Por Diego Zúñiga Mayo 19, 2017

Mala junta, de Claudia Huaiquimilla. En cines.

Un niño —de origen mapuche— sostiene un palo de madera y mantiene viva una fogata en medio del anochecer, bajo un árbol: vemos arriba el cielo celeste y abajo la silueta del niño junto al fuego, al centro de todos esos árboles, completamente a oscuras. La escena dura sólo unos segundos, pero es una de las imágenes más hermosas de Mala junta, el sorprendente debut cinematográfico de Claudia Huaiquimilla (1987). Una película entrañable y rabiosa, filmada con la delicadeza —y la lucidez— de quien sabe perfectamente lo que está haciendo; en este caso, seguir con la cámara a dos adolescentes tan complejos como frágiles: Cheo (Eliseo Fernández) es un estudiante que sobrevive como puede en el colegio, donde sus compañeros le hacen bullying por su origen mapuche, y Tano (Andrew Bargsted) es un joven que llega a San José de la Mariquina —pueblo en el que ocurre esta historia, al norte de Valdivia, donde está instalada Celulosa Arauco— a vivir su última oportunidad antes de que lo envíen a un centro del Sename. Es el encuentro entre estos dos personajes —interpretados de manera magistral por Fernández y Bargsted— lo que dará vida a una película donde se abordan tantos temas complejos que resulta realmente admirable cómo Huaiquimilla logra evitar cada uno de los lugares comunes que puede suponer el retratar este mundo precario y violento, al que hay que sumar, además, como trasfondo, el conflicto mapuche, sugerido a partir de pequeños detalles que explotarán en un momento y que cambiarán en muchos sentidos a los protagonistas.

Huaiquimilla logra filmar todo con una cercanía excepcional, sin caer en el paternalismo que puede suponer el contar una historia donde los protagonistas son estos personajes que han quedado a la deriva del sistema.
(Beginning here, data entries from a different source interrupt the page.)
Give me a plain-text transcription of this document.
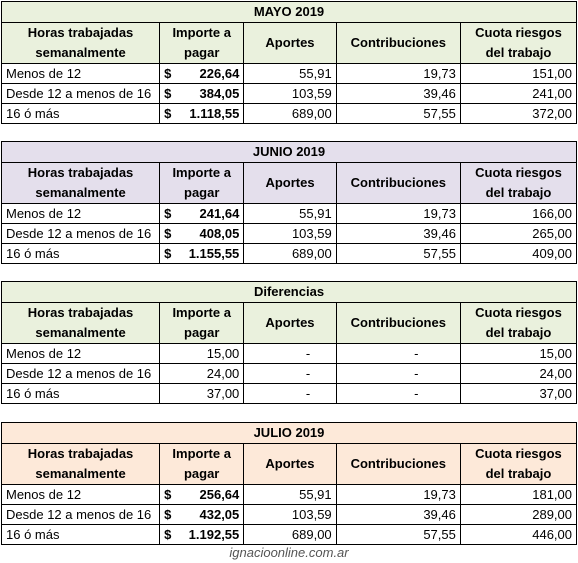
MAYO 2019				
Horas trabajadas semanalmente	Importe a pagar	Aportes	Contribuciones	Cuota riesgos del trabajo
Menos de 12	$ 226,64	55,91	19,73	151,00
Desde 12 a menos de 16	$ 384,05	103,59	39,46	241,00
16 ó más	$ 1.118,55	689,00	57,55	372,00
JUNIO 2019				
Horas trabajadas semanalmente	Importe a pagar	Aportes	Contribuciones	Cuota riesgos del trabajo
Menos de 12	$ 241,64	55,91	19,73	166,00
Desde 12 a menos de 16	$ 408,05	103,59	39,46	265,00
16 ó más	$ 1.155,55	689,00	57,55	409,00
Diferencias				
Horas trabajadas semanalmente	Importe a pagar	Aportes	Contribuciones	Cuota riesgos del trabajo
Menos de 12	15,00	-	-	15,00
Desde 12 a menos de 16	24,00	-	-	24,00
16 ó más	37,00	-	-	37,00
JULIO 2019				
Horas trabajadas semanalmente	Importe a pagar	Aportes	Contribuciones	Cuota riesgos del trabajo
Menos de 12	$ 256,64	55,91	19,73	181,00
Desde 12 a menos de 16	$ 432,05	103,59	39,46	289,00
16 ó más	$ 1.192,55	689,00	57,55	446,00
ignacioonline.com.ar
Muestra a estos adolescentes en toda su fragilidad, con sus miedos y sus dudas, y nos permite que seamos testigos, también, de la transformación que viven frente a la cámara, cuando entienden que, por más que traten, no pueden escapar a la violencia. Hay rabia en esta historia, hay desolación también y hay mucha belleza en cómo la joven directora mapuche filma este mundo marginal
—que casi todos conocemos sólo de oídas o a través de las pocas noticias que llegan de vez en cuando— desde una intimidad feroz.

Hay algo de las primeras películas de José Luis Torres Leiva y Alejandro Fernández Almendras en Mala junta: la perfección de ciertas tomas, la confianza en lo que pueden transmitir algunas imágenes en completo silencio, lo político entendido como el retrato de cierta intimidad y un oído prodigioso, el de Huaiquimilla, para registrar un habla que en el personaje de Tano brilla por todos los matices que es capaz de construir, donde puede pasar del odio al humor con sólo un par de frases. Una lengua que está viva. Una película valiente. Un debut realmente extraordinario.